Más complejas resultarán otras medidas igualmente necesarias para conseguir un país equilibrado. Como alcanzar un pacto nacional hidrológico de una vez por todas, o una ley de educación avanzada y consensuada que prime el esfuerzo, una ley laboral que defienda a los trabajadores pero que no castigue a los empresarios que crean empleo, o una planificación de las infraestructuras que mejore las conexiones transversales y periféricas para amortiguar el exceso de radiocentrismo provocado por los ingenieros del Estado con sede en Madrid.

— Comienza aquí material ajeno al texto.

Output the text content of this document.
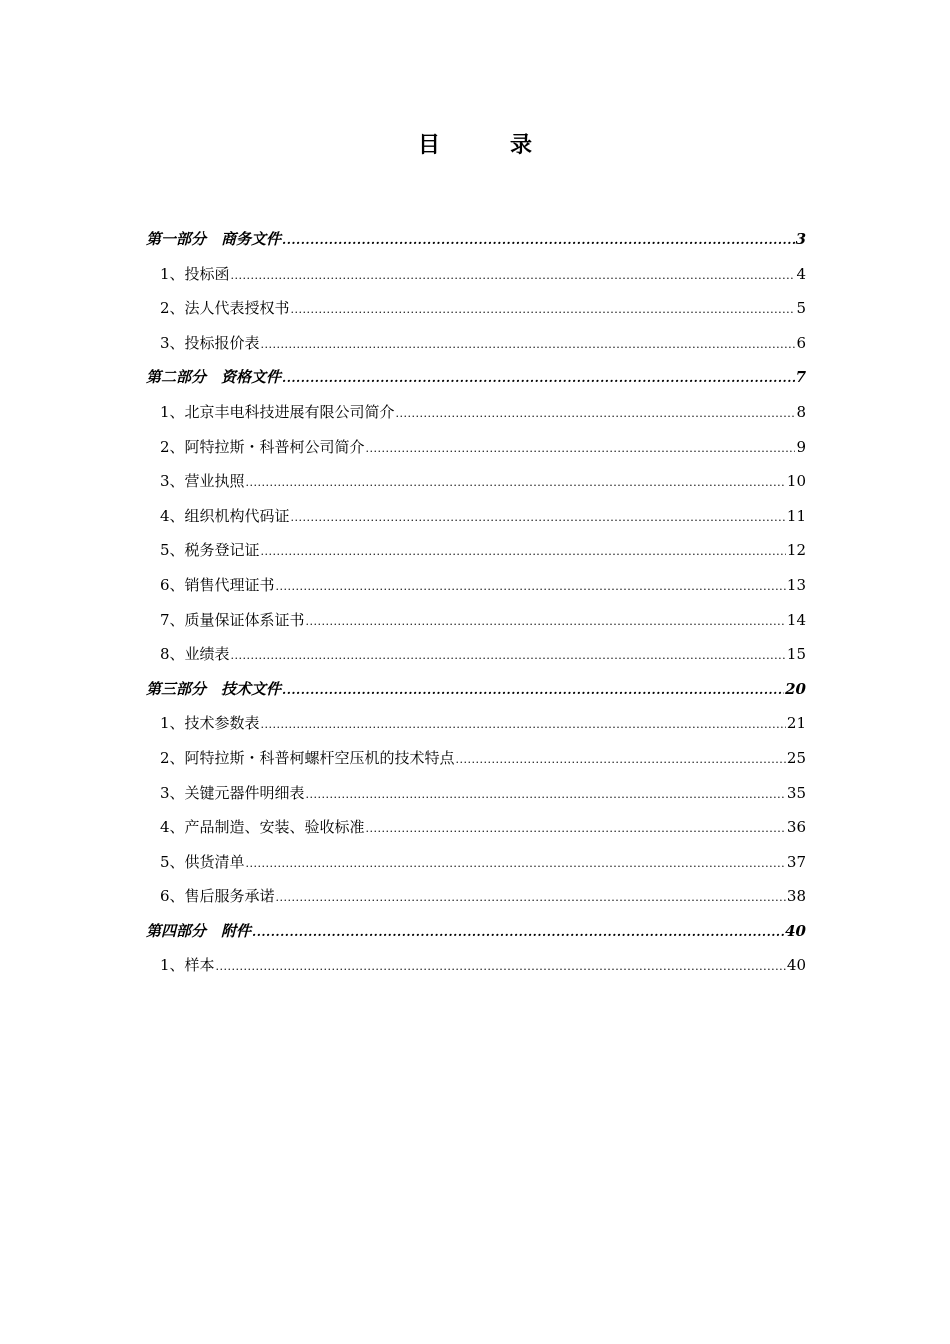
目　录
第一部分　商务文件 .....	3
1、投标函 .....	4
2、法人代表授权书 .....	5
3、投标报价表 .....	6
第二部分　资格文件 .....	7
1、北京丰电科技进展有限公司简介 .....	8
2、阿特拉斯・科普柯公司简介 .....	9
3、营业执照 .....	10
4、组织机构代码证 .....	11
5、税务登记证 .....	12
6、销售代理证书 .....	13
7、质量保证体系证书 .....	14
8、业绩表 .....	15
第三部分　技术文件 .....	20
1、技术参数表 .....	21
2、阿特拉斯・科普柯螺杆空压机的技术特点 .....	25
3、关键元器件明细表 .....	35
4、产品制造、安装、验收标准 .....	36
5、供货清单 .....	37
6、售后服务承诺 .....	38
第四部分　附件 .....	40
1、样本 .....	40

Desde luego es mucho pedir en un país que a la mínima desata sus demonios familiares, trufados de tópicos (vascos rudimentarios, catalanes peseteros, andaluces indolentes, madrileños chulos…) y derivas cantonalistas.

La pervivencia de autonomías uniprovinciales o del segregacionismo municipal son evidentes señales de la falta de sentido funcional de un país regido todavía por un exceso de pasiones, a pesar de los intentos borbónicos por igualar los territorios frente al poso austracista que se adaptaba más a los pueblos.